Friday, December 17, 2010

2010 Unseen: Future Leader Portrait Series

I shot these images for a yearly portrait series that featured some of the brightest students in Loudoun County, Virginia.

Monday, December 13, 2010

Unseen 2010: The Tearoom, Charlottesville, VA

Over the next few week I'm going to post images from 2010 that have been buried on my hard drive in between covering high school state championship games and moving to Austin for graduate school.

This image set is from a rock show in Charlottesville, VA at the Tearoom. I cannot remember the name of band but they were awesome.

Friday, December 10, 2010

A Life of Shadow and Light

This semester, I shot a photo story on Lori Pierce a visually impaired student at the University of Texas at Austin. You can check it out here and here.

Lori Pierce is a fighter. Born premature she lost her sight in the first few days of her life, when her retinas were damaged from receiving too much oxygen in the attempt to save her life. Her condition is called retinopathy of prematurity. While this event left her visually impaired it would not become the defining facet of her future.

Lori has some vision. She can see light and shadows and some color. On a good day she can see the shapes of people walk towards her. The more high contrast the light outside the more she can see.
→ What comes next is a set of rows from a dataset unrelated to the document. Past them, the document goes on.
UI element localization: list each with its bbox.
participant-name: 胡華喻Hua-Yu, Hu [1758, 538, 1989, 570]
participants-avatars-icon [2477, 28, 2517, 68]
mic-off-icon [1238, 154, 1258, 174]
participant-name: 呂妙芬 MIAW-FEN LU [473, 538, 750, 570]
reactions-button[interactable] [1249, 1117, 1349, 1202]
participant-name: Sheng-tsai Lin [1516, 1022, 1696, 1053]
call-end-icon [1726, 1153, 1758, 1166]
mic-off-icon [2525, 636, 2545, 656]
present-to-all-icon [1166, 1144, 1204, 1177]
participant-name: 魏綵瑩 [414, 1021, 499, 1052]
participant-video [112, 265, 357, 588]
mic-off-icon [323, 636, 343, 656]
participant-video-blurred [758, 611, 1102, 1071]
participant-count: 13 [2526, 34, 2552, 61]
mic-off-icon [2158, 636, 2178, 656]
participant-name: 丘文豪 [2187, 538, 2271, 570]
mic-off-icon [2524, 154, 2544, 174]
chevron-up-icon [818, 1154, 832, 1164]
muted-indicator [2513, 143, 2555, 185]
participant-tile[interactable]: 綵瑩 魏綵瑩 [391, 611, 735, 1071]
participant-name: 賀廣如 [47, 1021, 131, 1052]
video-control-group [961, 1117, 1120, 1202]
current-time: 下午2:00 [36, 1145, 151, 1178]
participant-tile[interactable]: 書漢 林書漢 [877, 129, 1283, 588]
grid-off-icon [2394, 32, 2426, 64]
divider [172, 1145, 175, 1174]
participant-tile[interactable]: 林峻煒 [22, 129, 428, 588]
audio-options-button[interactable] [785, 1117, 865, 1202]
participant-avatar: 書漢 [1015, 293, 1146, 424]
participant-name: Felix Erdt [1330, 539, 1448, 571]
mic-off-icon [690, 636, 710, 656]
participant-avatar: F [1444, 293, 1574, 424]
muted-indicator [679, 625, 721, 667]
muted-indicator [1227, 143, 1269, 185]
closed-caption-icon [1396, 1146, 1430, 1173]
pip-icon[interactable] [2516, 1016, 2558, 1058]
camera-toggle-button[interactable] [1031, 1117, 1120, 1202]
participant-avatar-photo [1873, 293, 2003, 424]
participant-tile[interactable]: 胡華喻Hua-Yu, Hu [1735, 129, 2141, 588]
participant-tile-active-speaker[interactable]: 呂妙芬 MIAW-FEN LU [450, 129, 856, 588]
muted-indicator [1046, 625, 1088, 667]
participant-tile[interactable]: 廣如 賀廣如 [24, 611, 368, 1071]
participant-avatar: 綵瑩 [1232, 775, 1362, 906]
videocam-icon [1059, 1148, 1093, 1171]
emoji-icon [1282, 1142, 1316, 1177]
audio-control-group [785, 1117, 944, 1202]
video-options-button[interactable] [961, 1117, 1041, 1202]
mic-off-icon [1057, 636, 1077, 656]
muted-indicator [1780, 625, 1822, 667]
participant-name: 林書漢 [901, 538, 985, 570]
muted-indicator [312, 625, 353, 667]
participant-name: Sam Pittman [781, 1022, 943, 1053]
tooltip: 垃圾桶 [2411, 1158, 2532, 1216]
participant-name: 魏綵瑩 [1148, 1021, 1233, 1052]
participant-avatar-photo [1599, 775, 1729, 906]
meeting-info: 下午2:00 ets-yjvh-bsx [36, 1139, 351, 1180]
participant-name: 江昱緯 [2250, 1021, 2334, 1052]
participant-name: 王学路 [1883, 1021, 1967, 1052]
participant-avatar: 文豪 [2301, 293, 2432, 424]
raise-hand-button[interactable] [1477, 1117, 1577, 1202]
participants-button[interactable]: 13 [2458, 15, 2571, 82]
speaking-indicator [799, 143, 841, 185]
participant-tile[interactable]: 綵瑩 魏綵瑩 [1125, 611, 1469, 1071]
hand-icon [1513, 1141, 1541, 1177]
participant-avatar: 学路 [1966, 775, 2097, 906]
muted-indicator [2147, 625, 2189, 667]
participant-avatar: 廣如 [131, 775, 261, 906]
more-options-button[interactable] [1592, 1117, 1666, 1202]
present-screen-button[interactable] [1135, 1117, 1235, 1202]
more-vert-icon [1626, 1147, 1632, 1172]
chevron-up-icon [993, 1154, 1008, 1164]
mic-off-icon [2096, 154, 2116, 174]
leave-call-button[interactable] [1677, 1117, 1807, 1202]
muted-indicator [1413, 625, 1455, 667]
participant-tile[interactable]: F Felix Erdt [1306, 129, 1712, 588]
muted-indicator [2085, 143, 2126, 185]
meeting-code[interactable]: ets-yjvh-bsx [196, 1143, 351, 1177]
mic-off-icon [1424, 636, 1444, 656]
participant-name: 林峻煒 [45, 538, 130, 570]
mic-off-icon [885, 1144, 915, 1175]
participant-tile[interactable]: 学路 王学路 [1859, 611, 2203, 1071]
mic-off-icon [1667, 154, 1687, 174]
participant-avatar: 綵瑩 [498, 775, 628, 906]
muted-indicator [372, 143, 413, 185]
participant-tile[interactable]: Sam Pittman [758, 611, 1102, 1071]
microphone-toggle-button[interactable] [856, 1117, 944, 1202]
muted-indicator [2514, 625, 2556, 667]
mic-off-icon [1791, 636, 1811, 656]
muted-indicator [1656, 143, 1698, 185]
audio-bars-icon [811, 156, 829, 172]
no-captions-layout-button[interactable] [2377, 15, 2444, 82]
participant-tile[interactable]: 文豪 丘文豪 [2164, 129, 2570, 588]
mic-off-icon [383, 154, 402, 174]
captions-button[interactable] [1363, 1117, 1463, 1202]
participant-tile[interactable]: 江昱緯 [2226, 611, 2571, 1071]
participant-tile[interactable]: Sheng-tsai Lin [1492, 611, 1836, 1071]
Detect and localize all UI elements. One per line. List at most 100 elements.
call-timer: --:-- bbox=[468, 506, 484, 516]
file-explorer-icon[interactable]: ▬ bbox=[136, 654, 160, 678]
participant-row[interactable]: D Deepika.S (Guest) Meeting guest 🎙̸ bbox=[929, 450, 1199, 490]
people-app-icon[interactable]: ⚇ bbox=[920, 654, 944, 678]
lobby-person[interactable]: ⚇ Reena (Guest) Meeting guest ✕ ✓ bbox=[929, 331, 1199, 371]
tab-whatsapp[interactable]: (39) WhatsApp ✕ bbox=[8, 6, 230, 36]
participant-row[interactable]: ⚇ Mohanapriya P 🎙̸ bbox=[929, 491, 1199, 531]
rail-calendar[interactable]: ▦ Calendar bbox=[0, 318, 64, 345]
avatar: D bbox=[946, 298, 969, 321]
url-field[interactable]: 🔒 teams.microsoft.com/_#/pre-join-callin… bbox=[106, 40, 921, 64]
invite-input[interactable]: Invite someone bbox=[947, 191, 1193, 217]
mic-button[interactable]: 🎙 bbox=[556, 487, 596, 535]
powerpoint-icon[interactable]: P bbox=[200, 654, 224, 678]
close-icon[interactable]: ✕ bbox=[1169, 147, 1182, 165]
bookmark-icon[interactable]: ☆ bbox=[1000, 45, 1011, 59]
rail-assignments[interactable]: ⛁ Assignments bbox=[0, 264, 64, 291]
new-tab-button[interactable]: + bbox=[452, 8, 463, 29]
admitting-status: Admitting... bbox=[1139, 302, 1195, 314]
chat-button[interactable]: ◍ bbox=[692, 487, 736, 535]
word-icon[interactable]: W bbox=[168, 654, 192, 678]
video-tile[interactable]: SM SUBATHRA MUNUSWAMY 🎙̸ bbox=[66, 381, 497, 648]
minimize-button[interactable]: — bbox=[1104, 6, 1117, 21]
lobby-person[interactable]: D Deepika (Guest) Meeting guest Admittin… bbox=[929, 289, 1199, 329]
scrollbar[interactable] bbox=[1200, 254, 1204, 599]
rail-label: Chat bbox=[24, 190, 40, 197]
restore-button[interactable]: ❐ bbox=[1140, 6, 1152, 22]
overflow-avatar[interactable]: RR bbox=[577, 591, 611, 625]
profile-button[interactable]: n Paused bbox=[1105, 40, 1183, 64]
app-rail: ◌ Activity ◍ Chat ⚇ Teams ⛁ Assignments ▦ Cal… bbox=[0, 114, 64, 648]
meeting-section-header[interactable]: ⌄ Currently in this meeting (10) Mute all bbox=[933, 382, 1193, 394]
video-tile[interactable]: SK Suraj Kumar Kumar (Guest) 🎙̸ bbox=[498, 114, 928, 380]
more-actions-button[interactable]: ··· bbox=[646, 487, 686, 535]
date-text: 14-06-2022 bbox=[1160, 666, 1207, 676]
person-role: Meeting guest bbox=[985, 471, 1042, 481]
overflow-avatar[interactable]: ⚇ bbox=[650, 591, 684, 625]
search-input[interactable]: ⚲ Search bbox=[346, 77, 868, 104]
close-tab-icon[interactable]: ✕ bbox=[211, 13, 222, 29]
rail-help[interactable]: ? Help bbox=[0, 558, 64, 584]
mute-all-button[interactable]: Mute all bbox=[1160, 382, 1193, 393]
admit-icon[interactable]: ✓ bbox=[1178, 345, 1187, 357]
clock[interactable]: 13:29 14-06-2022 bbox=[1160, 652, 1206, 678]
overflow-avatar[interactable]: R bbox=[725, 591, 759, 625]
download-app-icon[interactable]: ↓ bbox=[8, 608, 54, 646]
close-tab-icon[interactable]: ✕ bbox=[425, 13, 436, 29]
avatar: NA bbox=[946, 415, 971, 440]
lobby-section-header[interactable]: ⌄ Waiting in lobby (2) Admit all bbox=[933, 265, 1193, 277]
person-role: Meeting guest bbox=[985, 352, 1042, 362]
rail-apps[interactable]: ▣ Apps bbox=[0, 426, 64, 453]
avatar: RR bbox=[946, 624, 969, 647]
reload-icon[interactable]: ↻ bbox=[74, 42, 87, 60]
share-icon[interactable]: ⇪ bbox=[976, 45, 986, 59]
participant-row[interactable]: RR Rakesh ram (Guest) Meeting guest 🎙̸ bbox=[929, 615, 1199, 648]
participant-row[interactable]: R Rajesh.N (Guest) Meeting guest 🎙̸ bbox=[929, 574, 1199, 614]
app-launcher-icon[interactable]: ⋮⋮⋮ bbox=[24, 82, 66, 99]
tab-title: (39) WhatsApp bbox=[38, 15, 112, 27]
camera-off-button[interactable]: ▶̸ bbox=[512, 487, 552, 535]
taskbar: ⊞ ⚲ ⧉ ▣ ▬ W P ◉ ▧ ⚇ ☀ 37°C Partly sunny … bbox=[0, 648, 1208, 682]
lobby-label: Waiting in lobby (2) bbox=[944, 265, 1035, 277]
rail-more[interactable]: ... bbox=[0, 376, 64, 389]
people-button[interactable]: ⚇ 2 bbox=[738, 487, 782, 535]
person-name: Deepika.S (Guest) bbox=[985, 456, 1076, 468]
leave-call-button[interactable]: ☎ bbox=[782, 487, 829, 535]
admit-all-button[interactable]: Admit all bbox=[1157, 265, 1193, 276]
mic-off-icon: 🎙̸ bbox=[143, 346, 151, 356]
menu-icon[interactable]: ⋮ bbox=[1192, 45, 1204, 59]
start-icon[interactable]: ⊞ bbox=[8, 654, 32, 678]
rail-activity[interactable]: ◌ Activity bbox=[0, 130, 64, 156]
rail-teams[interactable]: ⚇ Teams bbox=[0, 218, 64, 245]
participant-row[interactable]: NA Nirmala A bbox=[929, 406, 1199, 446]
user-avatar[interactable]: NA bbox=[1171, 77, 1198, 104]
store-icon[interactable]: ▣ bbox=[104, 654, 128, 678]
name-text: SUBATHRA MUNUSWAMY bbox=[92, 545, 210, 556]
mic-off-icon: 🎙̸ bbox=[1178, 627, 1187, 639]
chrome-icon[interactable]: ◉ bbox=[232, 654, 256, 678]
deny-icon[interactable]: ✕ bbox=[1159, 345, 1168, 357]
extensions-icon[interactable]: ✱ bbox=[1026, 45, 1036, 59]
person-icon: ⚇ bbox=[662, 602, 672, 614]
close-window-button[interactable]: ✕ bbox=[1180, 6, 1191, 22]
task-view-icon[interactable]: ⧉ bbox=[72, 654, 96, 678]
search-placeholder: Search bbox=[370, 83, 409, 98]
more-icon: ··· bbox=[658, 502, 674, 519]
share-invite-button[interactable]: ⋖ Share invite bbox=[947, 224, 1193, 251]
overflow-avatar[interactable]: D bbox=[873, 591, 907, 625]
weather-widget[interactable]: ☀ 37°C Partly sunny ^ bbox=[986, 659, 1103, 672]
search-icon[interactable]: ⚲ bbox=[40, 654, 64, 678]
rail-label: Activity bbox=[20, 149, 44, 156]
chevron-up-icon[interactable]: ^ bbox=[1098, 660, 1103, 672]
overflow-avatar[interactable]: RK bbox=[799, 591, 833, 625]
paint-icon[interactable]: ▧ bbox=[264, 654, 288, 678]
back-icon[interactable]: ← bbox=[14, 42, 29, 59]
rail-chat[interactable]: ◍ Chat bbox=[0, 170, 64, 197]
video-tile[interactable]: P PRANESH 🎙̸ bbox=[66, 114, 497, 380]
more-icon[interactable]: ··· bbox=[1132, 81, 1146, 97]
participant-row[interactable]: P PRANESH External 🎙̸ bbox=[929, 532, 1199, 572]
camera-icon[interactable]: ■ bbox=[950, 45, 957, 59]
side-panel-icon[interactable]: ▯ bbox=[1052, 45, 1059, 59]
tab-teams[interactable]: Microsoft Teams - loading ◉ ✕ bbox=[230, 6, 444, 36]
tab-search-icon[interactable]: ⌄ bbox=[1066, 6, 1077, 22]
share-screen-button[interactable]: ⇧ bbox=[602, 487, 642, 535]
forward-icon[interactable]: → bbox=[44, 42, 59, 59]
At night, when it is dark outside she cannot see at all.

The sport of Judo caught her attention at the age of 15 after she attended a sports camp for blind and visual impaired children. She had the feeling that judo could take her places. She had no idea that it would take her around the world. Lori has competed in blind judo tournaments in France, Brazil, Canada, and Italy. She won a silver medal in the Paralympics in the 2004 games in Athens, Greece. She was the first woman representing the United States to medal in judo.

Lori is a senior psychology major at the University of Texas at Austin. The university environment can be challenging to average student, who must juggle class work, a social life and other activities that place huge demands on their time. Lori faces extra challenges that the typical university student does not have to consider. Transportation, translating books into an accessible form, and dealing with basic chores like grocery shopping all require more time.